Apple is set for strong double-digit growth in India in the second quarter of this year as well, beating a sharp market downturn brought about by severe heatwaves across key regions and a seasonal dip in sales.
After a record-breaking Q1 with 3 million iPhones shipped, Apple shipments are expected to climb more than 20 percent from the year-ago period to 2.8 million units this quarter, bolstering its ranking among the top five smartphone brands in India, IDC data exclusively available with Moneycontrol shows.
iPhone manufacturer’s stellar run continues at a time when the smartphone market is expected to see a 3–4 percent drop in shipments in Q2 at 33–34 million units from the year-ago period.
Extreme heat waves in key regions, restricting retail foot traffic, coupled with seasonal slowdown are the two big reasons for the decline.
“While the festive quarter may offer some improvement, the current outlook for year-on-year growth remains negative,” Upasna Joshi, research manager at IDC, told Moneycontrol.
The customer sentiment is low, further impacted by ongoing heat waves in key regions. The sentiment is low despite smartphone brands’ focus on the offline channel, she said.
Apple’s market pie is getting bigger
“iPhones are expected to register strong double-digit growth of over 20 percent with shipments ranging upward of 2.8 million in Q2, while Android continues to decline by more than 5 percent YoY,” Joshi added.
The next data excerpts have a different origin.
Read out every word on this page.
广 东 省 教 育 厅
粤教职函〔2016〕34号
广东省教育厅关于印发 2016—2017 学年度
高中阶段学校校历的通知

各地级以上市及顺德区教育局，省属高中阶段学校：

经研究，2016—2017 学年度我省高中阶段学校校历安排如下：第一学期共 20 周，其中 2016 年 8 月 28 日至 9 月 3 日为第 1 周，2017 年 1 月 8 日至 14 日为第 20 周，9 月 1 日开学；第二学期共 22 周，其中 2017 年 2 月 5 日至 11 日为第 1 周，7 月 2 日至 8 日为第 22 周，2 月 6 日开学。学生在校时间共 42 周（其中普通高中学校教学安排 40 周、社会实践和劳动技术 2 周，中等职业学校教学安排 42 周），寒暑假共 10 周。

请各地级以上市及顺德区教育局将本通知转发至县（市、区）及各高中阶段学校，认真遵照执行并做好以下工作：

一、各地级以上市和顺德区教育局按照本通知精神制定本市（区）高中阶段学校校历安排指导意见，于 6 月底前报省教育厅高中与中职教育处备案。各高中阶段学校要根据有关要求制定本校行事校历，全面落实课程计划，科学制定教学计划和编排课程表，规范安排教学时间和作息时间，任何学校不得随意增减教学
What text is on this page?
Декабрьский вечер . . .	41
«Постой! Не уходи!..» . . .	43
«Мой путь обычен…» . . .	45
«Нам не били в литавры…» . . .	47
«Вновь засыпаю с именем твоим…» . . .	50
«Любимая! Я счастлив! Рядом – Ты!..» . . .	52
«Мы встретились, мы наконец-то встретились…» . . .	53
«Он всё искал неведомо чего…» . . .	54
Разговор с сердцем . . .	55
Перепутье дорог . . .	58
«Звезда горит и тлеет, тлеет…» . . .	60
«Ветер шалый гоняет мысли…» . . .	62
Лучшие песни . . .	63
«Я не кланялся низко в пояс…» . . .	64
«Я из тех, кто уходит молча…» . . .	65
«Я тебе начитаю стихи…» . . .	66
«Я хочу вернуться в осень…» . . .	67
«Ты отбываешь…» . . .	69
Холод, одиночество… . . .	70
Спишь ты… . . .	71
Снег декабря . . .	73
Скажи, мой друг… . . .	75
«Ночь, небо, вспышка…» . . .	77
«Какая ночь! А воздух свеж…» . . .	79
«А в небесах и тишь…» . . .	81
Demand for discounted pricing and financing options on iPhones remains strong, helping drive the market.
Following a slow first quarter for the overall market when shipments dropped 6 percent YoY to 32 million units, April saw some recovery at 12 million. New product launches in March and April across all price points helped improve the numbers, though consumer confidence remains low, Joshi said.
“Apple and Motorola witnessed the highest year-on-year growth amongst the top brands in India,” she said.
IDC expects the ranking of top brands —Vivo, Samsung, Oppo, Realme, Apple, Motorola, Xiaomi, and POCO — to remain unchanged from the March quarter.
Smartphone brands are strengthening their offline presence by increasing engagement with retailers and distributors, deploying more in-store promoters, and expanding into smaller towns.
Online not so hot
Online shipments continue to struggle. While the annual 2025 market is expected to decline by mid-single digit, online channel share is expected to shrink from 49 percent in 2024 to anywhere between 42 and44 percent, with a decline in shipments, Joshi said.
“On the other hand, offline channel shipments are expected to show moderate single-digit growth annually as brands try to penetrate deeper into smaller towns and cities via an omnichannel approach,” she said.
Brands are focusing on discounting to push sales and are constantly engaging with offline retailers and distributors to support this strategy. “Sales will continue to be muted until the festive season, when the market is expected to bounce back,” Joshi said
Retailers Moneycontrol spoke to said the demand for new smartphones has dropped significantly. With sales weakening, many retailers are concerned that the continued decline could impact their net income.
Most retailers are now focused on selling iPhones, which offer better margins and remain in strong demand.
India’s smartphone market is headed for a contraction in 2025 after two years of steady growth, dragged down by rising unemployment, persistent inflation, and weak consumer sentiment amid economic uncertainty, IDC said on May 19 in its revised outlook which was exclusively reported by Moneycontrol.
Smartphone shipments in India are projected to fall to between 145–147 million units in 2025, down 3–4 percent from 151 million in 2024, marking a single-digit year-on-year decline, it said.
Earlier forecasts, including by IDC, had predicted low single-digit growth for the year.
Another market tracker, Counterpoint Research, recently revised down its 2025 global smartphone shipment growth forecast to 1.9 percent YoY from the previous 4.2 percent YoY, in light of renewed uncertainties surrounding US tariffs.
It also revised India's outlook, which is expected to see a marginal growth of 2 percent in shipments even as North America and China are projected to contract.